Sans Superellipse Vubi 3 is a bold, very wide, monoline, upright, normal x-height font.
Keywords: headlines, logos, posters, packaging, ui titles, futuristic, tech, clean, confident, industrial, systematic geometry, modern branding, tech aesthetic, display impact, rounded, squared, geometric, streamlined, modular.
A geometric sans with rounded-rectangle construction throughout, combining broad proportions with smooth, squared curves. Strokes are consistently heavy and even, with soft corners and generous internal counters that keep forms open at display sizes. The rhythm is driven by wide bowls and straight-sided curves (notably in C/O/Q), while diagonals (A/K/V/W/X/Y) are clean and sharply joined for a crisp, engineered feel. Numerals follow the same superelliptical logic, with a boxy 0 and segmented, horizontal emphasis in several figures.
Best suited for headlines, branding marks, and short bursts of text where its wide stance and rounded-rect geometry can be appreciated. It works well in tech-oriented packaging, product identities, posters, and UI/header typography, especially when a clean futuristic tone is desired. For longer reading, it will be most effective at larger sizes with comfortable spacing.
The overall tone reads modern and machine-made: sleek, purposeful, and slightly retro-futuristic. Rounded corners temper the weight, giving it an approachable, consumer-electronics vibe rather than an aggressive industrial one.
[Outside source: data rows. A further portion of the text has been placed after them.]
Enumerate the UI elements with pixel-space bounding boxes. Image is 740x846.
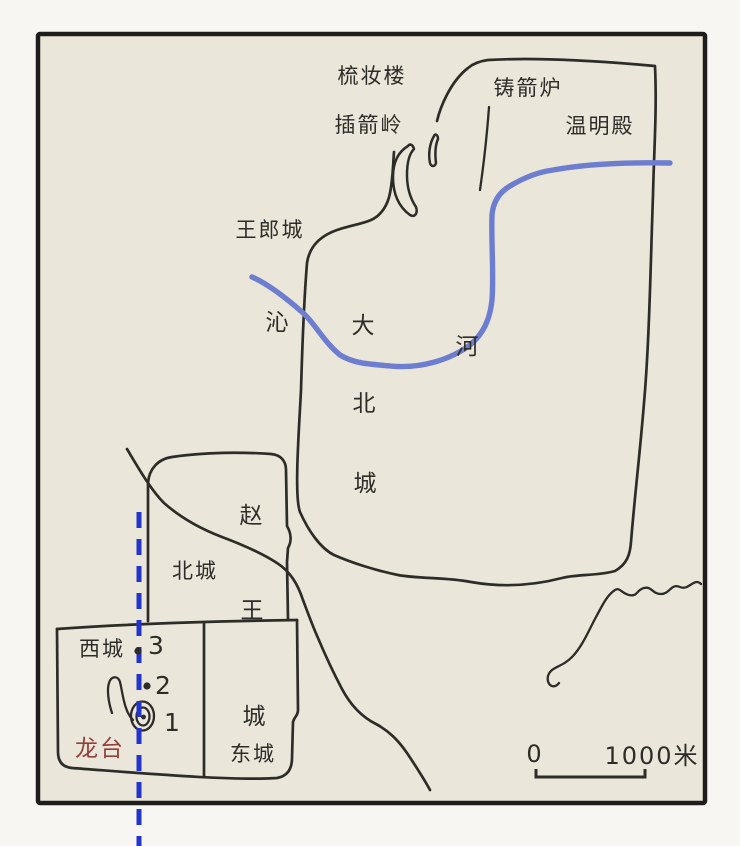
site-2-dot [143, 682, 150, 689]
label-zhaowangcheng-char-zhao: 赵 [240, 503, 265, 529]
label-river-he-char: 河 [456, 334, 481, 360]
label-dabeicheng-char-bei: 北 [353, 391, 378, 417]
label-zhaowangcheng-char-wang: 王 [241, 598, 266, 624]
label-zhaowangcheng-char-cheng: 城 [243, 704, 268, 730]
label-dabeicheng-char-da: 大 [352, 313, 377, 339]
map-photo: 梳妆楼 铸箭炉 插箭岭 温明殿 王郎城 沁 河 大 北 城 赵 王 城 北城 西… [0, 0, 740, 846]
label-chajianling: 插箭岭 [335, 113, 404, 137]
label-xicheng: 西城 [79, 637, 125, 661]
scale-bar-start-label: 0 [526, 740, 543, 768]
label-river-qin-char: 沁 [266, 310, 291, 336]
label-shuzhuanglou: 梳妆楼 [338, 64, 407, 88]
label-site-1: 1 [164, 708, 182, 737]
site-1-dot [141, 715, 146, 720]
label-zhujianlu: 铸箭炉 [494, 76, 563, 100]
site-3-dot [134, 647, 141, 654]
label-wenmingdian: 温明殿 [566, 114, 635, 138]
label-dongcheng: 东城 [230, 742, 276, 766]
label-dabeicheng-char-cheng: 城 [354, 471, 379, 497]
label-longtai: 龙台 [75, 736, 125, 762]
label-wanglangcheng: 王郎城 [236, 218, 305, 242]
label-site-3: 3 [148, 631, 166, 660]
label-site-2: 2 [155, 671, 173, 700]
scale-bar-end-label: 1000米 [604, 742, 699, 770]
archaeological-map-canvas: 梳妆楼 铸箭炉 插箭岭 温明殿 王郎城 沁 河 大 北 城 赵 王 城 北城 西… [0, 0, 740, 846]
label-beicheng: 北城 [172, 559, 218, 583]
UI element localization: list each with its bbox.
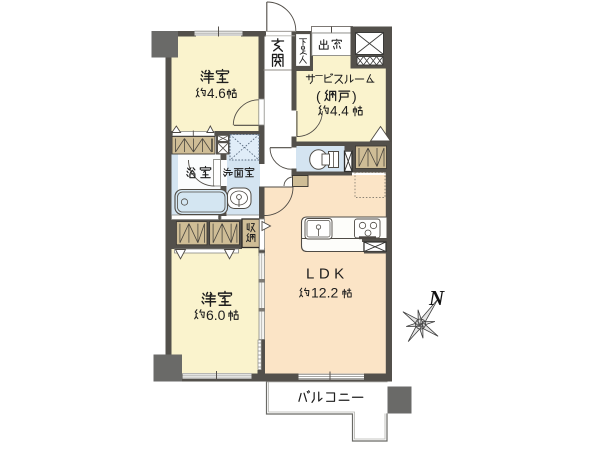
svg-text:12.2: 12.2 <box>311 285 338 301</box>
svg-text:4.4: 4.4 <box>330 104 349 119</box>
svg-text:4.6: 4.6 <box>207 86 226 101</box>
svg-text:N: N <box>428 286 445 310</box>
svg-text:6.0: 6.0 <box>206 307 226 323</box>
svg-text:LDK: LDK <box>306 266 349 283</box>
svg-text:): ) <box>352 88 357 104</box>
svg-text:(: ( <box>316 88 321 104</box>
It feels confident and technical, suited to interfaces, product branding, and sci‑fi leaning visuals.
The letterforms appear designed to express a cohesive rounded-rectangular system that feels contemporary and engineered. The intention seems to balance strong display impact with friendly, softened corners, creating a distinctive tech-forward identity without sharp or brittle edges.
The design favors horizontal flow with wide letters and compact joins, creating a strong, stable baseline presence. Distinctive details include the rectangular counters and the consistent rounding that unifies both uppercase and lowercase; the lowercase maintains a single-storey construction where applicable, reinforcing the geometric system.